User Manual for the Predict Batch Service
Introduction
The Predict Batch service allows you to apply a Machine Learning model to a dataset and obtain as a result a new dataset containing the predictions. It is designed to be used in analysis and validation pipelines, and is compatible with models generated by other Data Analytics System services that use the same libraries (e.g., scikit-learn and MLflow).
Service Features
-
Loading model Supports models trained with scikit-learn or saved via MLflow, compatible with other Data Analytics System services.
-
Prediction on the dataset
It executes the configured prediction method (predict,predict_proba, or other) and adds the results as new columns to the dataset. -
Generation of Support Charts If the user specifies the prediction_type parameter, charts summarizing the distribution of results are created:
- regression → distribution of predicted values,
- binary classification → class distribution,
- multiclass classification → distribution by class,
- probability → distribution of average probabilities.

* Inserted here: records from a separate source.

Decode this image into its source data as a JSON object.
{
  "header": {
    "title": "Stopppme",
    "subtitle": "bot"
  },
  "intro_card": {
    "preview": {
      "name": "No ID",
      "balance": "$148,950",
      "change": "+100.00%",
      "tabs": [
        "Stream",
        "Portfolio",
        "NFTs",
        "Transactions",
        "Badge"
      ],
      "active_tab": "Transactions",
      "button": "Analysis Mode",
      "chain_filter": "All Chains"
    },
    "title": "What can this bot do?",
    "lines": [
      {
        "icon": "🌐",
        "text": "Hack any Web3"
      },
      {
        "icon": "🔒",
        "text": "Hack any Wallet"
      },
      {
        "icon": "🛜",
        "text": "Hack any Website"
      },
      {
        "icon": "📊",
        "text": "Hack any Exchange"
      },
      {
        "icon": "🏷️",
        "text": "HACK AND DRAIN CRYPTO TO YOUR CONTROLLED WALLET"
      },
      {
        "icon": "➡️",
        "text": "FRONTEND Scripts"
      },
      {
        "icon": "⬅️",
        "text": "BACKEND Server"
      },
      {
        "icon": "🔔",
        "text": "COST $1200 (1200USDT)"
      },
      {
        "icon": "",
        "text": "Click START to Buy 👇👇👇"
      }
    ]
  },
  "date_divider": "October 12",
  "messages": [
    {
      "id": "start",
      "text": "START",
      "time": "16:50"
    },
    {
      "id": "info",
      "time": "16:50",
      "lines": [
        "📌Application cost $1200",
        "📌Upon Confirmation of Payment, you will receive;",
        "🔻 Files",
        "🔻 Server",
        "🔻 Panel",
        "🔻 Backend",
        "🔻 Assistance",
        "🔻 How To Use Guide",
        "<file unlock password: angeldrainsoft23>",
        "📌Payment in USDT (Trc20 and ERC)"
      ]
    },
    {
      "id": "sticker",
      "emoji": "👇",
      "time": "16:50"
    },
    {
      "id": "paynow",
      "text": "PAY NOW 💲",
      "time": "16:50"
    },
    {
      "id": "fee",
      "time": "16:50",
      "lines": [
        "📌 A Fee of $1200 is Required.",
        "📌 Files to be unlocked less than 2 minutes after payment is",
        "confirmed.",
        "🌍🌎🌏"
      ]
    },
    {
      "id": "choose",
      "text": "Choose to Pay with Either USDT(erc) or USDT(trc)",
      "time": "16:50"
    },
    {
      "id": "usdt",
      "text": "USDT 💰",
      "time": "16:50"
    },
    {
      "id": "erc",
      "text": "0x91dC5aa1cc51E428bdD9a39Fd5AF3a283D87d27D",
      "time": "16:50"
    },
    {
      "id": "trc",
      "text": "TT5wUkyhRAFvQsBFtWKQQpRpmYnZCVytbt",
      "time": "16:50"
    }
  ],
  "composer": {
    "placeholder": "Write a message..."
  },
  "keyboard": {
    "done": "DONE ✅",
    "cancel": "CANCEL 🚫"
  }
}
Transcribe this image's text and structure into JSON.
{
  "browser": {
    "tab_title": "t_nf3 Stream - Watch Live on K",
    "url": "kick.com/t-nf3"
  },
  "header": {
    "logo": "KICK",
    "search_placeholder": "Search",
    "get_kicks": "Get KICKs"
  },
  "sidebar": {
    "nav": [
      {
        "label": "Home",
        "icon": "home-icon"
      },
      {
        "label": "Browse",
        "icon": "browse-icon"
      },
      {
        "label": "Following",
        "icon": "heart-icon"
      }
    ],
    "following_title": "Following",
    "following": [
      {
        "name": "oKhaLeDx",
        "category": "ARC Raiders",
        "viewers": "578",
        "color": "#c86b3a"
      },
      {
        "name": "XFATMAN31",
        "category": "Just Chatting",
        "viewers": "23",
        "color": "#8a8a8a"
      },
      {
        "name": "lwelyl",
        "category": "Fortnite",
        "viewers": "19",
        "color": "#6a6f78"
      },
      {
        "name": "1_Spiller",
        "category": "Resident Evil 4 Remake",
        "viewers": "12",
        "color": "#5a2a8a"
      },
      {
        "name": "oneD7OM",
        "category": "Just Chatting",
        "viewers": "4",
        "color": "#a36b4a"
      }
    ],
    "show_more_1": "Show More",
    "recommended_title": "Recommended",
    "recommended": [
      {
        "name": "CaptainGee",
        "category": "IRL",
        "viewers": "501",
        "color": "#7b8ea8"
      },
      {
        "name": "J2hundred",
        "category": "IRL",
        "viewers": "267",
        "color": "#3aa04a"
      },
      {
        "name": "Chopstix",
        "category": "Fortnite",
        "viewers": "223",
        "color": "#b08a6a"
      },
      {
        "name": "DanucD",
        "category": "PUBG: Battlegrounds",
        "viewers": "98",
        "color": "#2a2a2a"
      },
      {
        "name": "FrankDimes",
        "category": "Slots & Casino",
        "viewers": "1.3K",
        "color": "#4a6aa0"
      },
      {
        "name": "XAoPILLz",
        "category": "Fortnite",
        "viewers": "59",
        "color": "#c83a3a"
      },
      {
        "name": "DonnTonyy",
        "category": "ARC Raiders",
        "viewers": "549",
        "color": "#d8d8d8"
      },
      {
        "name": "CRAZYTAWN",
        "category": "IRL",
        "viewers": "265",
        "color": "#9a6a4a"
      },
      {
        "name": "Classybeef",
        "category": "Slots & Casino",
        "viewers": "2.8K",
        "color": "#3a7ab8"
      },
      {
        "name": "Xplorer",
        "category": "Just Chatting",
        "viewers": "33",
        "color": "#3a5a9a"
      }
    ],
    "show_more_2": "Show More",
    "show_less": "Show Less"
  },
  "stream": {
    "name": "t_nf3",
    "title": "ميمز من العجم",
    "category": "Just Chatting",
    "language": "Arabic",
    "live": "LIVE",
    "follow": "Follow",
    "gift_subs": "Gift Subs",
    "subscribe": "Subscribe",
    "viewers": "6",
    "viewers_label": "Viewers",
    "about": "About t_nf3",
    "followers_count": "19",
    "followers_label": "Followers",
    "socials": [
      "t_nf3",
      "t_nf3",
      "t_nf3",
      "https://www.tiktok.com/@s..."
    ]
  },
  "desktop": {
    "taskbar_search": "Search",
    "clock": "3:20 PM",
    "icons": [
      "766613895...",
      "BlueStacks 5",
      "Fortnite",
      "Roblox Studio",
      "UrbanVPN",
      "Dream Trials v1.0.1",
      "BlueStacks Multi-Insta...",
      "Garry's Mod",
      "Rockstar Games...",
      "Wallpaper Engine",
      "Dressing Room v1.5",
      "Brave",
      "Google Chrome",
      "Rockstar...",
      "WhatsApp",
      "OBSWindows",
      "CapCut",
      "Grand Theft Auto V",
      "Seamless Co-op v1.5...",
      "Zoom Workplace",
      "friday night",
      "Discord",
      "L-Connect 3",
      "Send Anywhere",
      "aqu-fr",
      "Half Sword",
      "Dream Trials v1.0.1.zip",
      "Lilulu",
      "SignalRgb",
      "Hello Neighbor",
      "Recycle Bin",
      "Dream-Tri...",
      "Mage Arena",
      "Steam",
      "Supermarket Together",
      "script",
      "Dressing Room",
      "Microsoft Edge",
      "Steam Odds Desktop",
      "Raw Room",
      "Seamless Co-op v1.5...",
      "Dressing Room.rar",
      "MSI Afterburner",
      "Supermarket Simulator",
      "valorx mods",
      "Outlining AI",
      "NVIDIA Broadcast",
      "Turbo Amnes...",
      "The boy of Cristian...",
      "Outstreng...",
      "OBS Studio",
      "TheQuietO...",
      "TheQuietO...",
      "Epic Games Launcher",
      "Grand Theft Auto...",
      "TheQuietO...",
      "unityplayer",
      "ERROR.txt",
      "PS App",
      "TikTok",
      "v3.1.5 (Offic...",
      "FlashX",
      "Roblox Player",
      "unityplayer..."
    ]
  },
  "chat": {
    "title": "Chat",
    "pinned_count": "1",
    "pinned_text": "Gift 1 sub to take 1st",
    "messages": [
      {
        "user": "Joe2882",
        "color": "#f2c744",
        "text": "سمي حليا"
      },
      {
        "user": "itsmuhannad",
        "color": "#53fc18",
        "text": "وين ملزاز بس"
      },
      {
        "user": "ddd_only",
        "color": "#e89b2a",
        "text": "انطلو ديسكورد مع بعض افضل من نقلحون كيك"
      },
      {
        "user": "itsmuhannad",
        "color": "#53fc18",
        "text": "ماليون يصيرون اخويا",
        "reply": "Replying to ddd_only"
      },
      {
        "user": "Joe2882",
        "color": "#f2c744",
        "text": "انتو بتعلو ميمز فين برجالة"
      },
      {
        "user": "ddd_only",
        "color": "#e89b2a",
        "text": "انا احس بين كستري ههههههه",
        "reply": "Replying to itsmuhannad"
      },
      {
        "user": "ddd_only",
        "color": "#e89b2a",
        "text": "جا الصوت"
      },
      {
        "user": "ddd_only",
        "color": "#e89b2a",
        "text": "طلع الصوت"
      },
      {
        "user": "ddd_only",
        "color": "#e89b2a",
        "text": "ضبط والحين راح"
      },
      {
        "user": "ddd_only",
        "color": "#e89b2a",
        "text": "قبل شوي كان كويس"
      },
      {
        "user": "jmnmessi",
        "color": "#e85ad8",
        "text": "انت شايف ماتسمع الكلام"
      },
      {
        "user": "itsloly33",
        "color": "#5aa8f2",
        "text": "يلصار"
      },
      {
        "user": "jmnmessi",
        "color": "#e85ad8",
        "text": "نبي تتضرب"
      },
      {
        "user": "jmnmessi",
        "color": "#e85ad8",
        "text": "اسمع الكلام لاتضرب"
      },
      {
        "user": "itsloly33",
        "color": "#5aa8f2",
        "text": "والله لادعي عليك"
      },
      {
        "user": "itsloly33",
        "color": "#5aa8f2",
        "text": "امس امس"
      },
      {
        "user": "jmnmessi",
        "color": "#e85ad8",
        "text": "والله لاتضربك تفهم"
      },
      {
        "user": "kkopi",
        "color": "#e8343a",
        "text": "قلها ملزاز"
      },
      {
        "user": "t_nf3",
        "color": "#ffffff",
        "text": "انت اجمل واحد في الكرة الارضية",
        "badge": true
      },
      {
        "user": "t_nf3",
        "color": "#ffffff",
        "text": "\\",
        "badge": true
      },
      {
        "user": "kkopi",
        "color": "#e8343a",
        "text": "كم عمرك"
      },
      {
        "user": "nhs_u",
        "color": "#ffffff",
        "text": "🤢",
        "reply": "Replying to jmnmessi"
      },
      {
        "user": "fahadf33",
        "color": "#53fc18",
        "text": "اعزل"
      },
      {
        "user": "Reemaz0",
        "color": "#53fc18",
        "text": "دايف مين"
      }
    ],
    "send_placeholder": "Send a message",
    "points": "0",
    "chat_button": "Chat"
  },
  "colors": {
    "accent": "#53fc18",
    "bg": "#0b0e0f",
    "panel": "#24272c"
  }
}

⚠️ The charts are built only on the prediction values obtained; the model is not queried further. For this reason, the prediction_type parameter must be consistent with the selected predict_method.
- Result Registration The dataset enriched with the prediction columns is saved and made available as a new asset within the Data Analytics System pipeline.
Configurable Parameters
- predict_method (optional, default:
predict) Specifies which model method should be used to calculate predictions. -
Example:
predictfor discrete labels or numeric values,predict_probafor probabilities. -
feature_method (optional, default: none) Allows specifying a method or attribute of the model from which to extract the expected feature names. Useful for ensuring correct alignment between the dataset columns and the model. If not set, the dataset columns are used directly.
-
prediction_type (optional, default: none)
It defines the type of problem and, consequently, the charts to be generated from the results: regression,binary,multiclass,proba.
It must be consistent with the chosenpredict_method. If not set, the service will only perform the prediction without generating charts.
Use of the Service
- Select an input dataset and a compatible model (sklearn/MLflow).
- Configure, if necessary, the parameters
predict_method,feature_method, andprediction_type. - Start execution.
- Get as output a dataset enriched with predictions, and if configured, summary charts.
Advantages
- Direct compatibility with models generated in Data Analytics System (sklearn, MLflow).
- Flexibility in choosing the prediction method.
- Visual support to understand the trend of the results.
- Automation: the enriched dataset is ready to be used in further analyses or pipelines.